No MDB, o sentimento em relação ao PSDB é de insatisfação. Um assessor de Temer me disse que seria muito difícil um acordo entre os dois partidos porque os tucanos adulam por trás e atacam pela frente. “Eles querem acordo escondido e não à luz do dia. Querem nosso apoio, mas não publicamente. Querem ser amantes e não cônjuges. Assim não aceitamos. Vamos com o Meirelles”, ele disse.
Em meados de abril, o PSDB havia conseguido fechar candidatos próprios em alguns estados importantes das regiões Sul, Sudeste e Centro-Oeste. O que mais animou Alckmin foi a decisão do senador Antonio Anastasia de sair candidato por Minas Gerais, o segundo maior colégio eleitoral depois de São Paulo. Caso Alckmin tenha votação expressiva nos dois estados, suas chances de ir para o segundo turno aumentam bastante.

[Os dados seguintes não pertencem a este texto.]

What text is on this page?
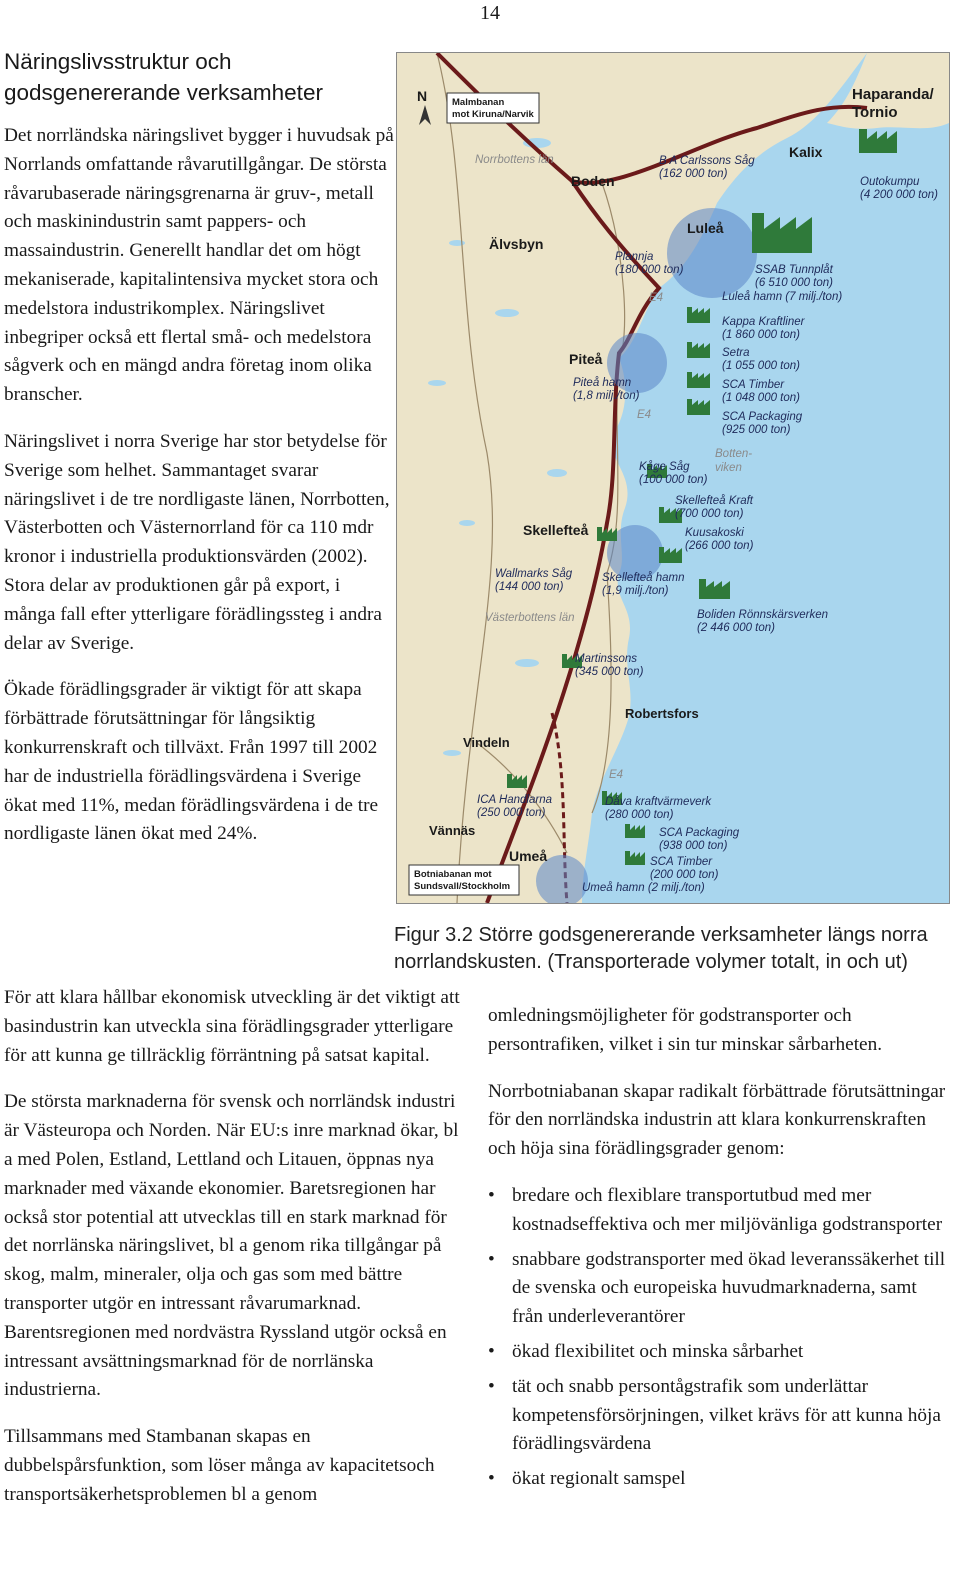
14
Näringslivsstruktur och godsgenererande verksamheter

Det norrländska näringslivet bygger i huvudsak på Norrlands omfattande råvarutillgångar. De största råvarubaserade näringsgrenarna är gruv-, metall och maskinindustrin samt pappers- och massaindustrin. Generellt handlar det om högt mekaniserade, kapitalintensiva mycket stora och medelstora industrikomplex. Näringslivet inbegriper också ett flertal små- och medelstora sågverk och en mängd andra företag inom olika branscher.

Näringslivet i norra Sverige har stor betydelse för Sverige som helhet. Sammantaget svarar näringslivet i de tre nordligaste länen, Norrbotten, Västerbotten och Västernorrland för ca 110 mdr kronor i industriella produktionsvärden (2002). Stora delar av produktionen går på export, i många fall efter ytterligare förädlingssteg i andra delar av Sverige.

Ökade förädlingsgrader är viktigt för att skapa förbättrade förutsättningar för långsiktig konkurrenskraft och tillväxt. Från 1997 till 2002 har de industriella förädlingsvärdena i Sverige ökat med 11%, medan förädlingsvärdena i de tre nordligaste länen ökat med 24%.

N	Malmbanan
mot Kiruna/Narvik
Botniabanan mot
Sundsvall/Stockholm
Norrbottens län
Västerbottens län
Botten-
viken
E4
E4
E4
Haparanda/
Tornio
Kalix
Boden
Luleå
Älvsbyn
Piteå
Skellefteå
Robertsfors
Vindeln
Vännäs
Umeå
Outokumpu
(4 200 000 ton)
B A Carlssons Såg
(162 000 ton)
Plannja
(180 000 ton)	SSAB Tunnplåt
(6 510 000 ton)
Luleå hamn (7 milj./ton)
Kappa Kraftliner
(1 860 000 ton)
Setra
(1 055 000 ton)
SCA Timber
(1 048 000 ton)
SCA Packaging
(925 000 ton)
Piteå hamn
(1,8 milj./ton)
Kåge Såg
(100 000 ton)
Skellefteå Kraft
(700 000 ton)
Kuusakoski
(266 000 ton)
Wallmarks Såg
(144 000 ton)
Skellefteå hamn
(1,9 milj./ton)
Boliden Rönnskärsverken
(2 446 000 ton)
Martinssons
(345 000 ton)
ICA Handlarna
(250 000 ton)
Dåva kraftvärmeverk
(280 000 ton)
SCA Packaging
(938 000 ton)
SCA Timber
(200 000 ton)
Umeå hamn (2 milj./ton)
Figur 3.2 Större godsgenererande verksamheter längs norra norrlandskusten. (Transporterade volymer totalt, in och ut)

För att klara hållbar ekonomisk utveckling är det viktigt att basindustrin kan utveckla sina förädlingsgrader ytterligare för att kunna ge tillräcklig förräntning på satsat kapital.

De största marknaderna för svensk och norrländsk industri är Västeuropa och Norden. När EU:s inre marknad ökar, bl a med Polen, Estland, Lettland och Litauen, öppnas nya marknader med växande ekonomier. Baretsregionen har också stor potential att utvecklas till en stark marknad för det norrlänska näringslivet, bl a genom rika tillgångar på skog, malm, mineraler, olja och gas som med bättre transporter utgör en intressant råvarumarknad. Barentsregionen med nordvästra Ryssland utgör också en intressant avsättningsmarknad för de norrlänska industrierna.

Tillsammans med Stambanan skapas en dubbelspårsfunktion, som löser många av kapacitetsoch transportsäkerhetsproblemen bl a genom

omledningsmöjligheter för godstransporter och persontrafiken, vilket i sin tur minskar sårbarheten.

Norrbotniabanan skapar radikalt förbättrade förutsättningar för den norrländska industrin att klara konkurrenskraften och höja sina förädlingsgrader genom:

• bredare och flexiblare transportutbud med mer kostnadseffektiva och mer miljövänliga godstransporter
• snabbare godstransporter med ökad leveranssäkerhet till de svenska och europeiska huvudmarknaderna, samt från underleverantörer
• ökad flexibilitet och minska sårbarhet
• tät och snabb persontågstrafik som underlättar kompetensförsörjningen, vilket krävs för att kunna höja förädlingsvärdena
• ökat regionalt samspel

Enquanto ele tomava um café numa lanchonete no Centro do Rio, comentei que no PSDB havia quem achasse desnecessário se preocupar com o Nordeste, onde os candidatos de esquerda têm mais penetração, e julgasse mais acertado concentrar a atenção nas regiões simpáticas à legenda, a fim de garantir os votos dos indecisos. Pelos cálculos do partido, se a candidatura Alckmin crescer 10% em São Paulo, ele agrega 2,5% no placar nacional.
Mas o ex-governador pareceu não compactuar com esse prognóstico. “Temos tudo para crescer no Nordeste”, assegurou. “São 40 milhões de eleitores.” Dois dias antes ele estivera no Piauí e no Maranhão participando de eventos organizados por políticos locais. Buscou uma explicação oblíqua: “Se você pensar bem, a maioria dos maranhenses e piauienses que vivem fora de seus estados está em São Paulo. Portanto, há uma relação forte de São Paulo com o Nordeste.” Depois, olhou-me nos olhos e disse: “Eu não sou um candidato da elite. Eu sou o candidato do povão.”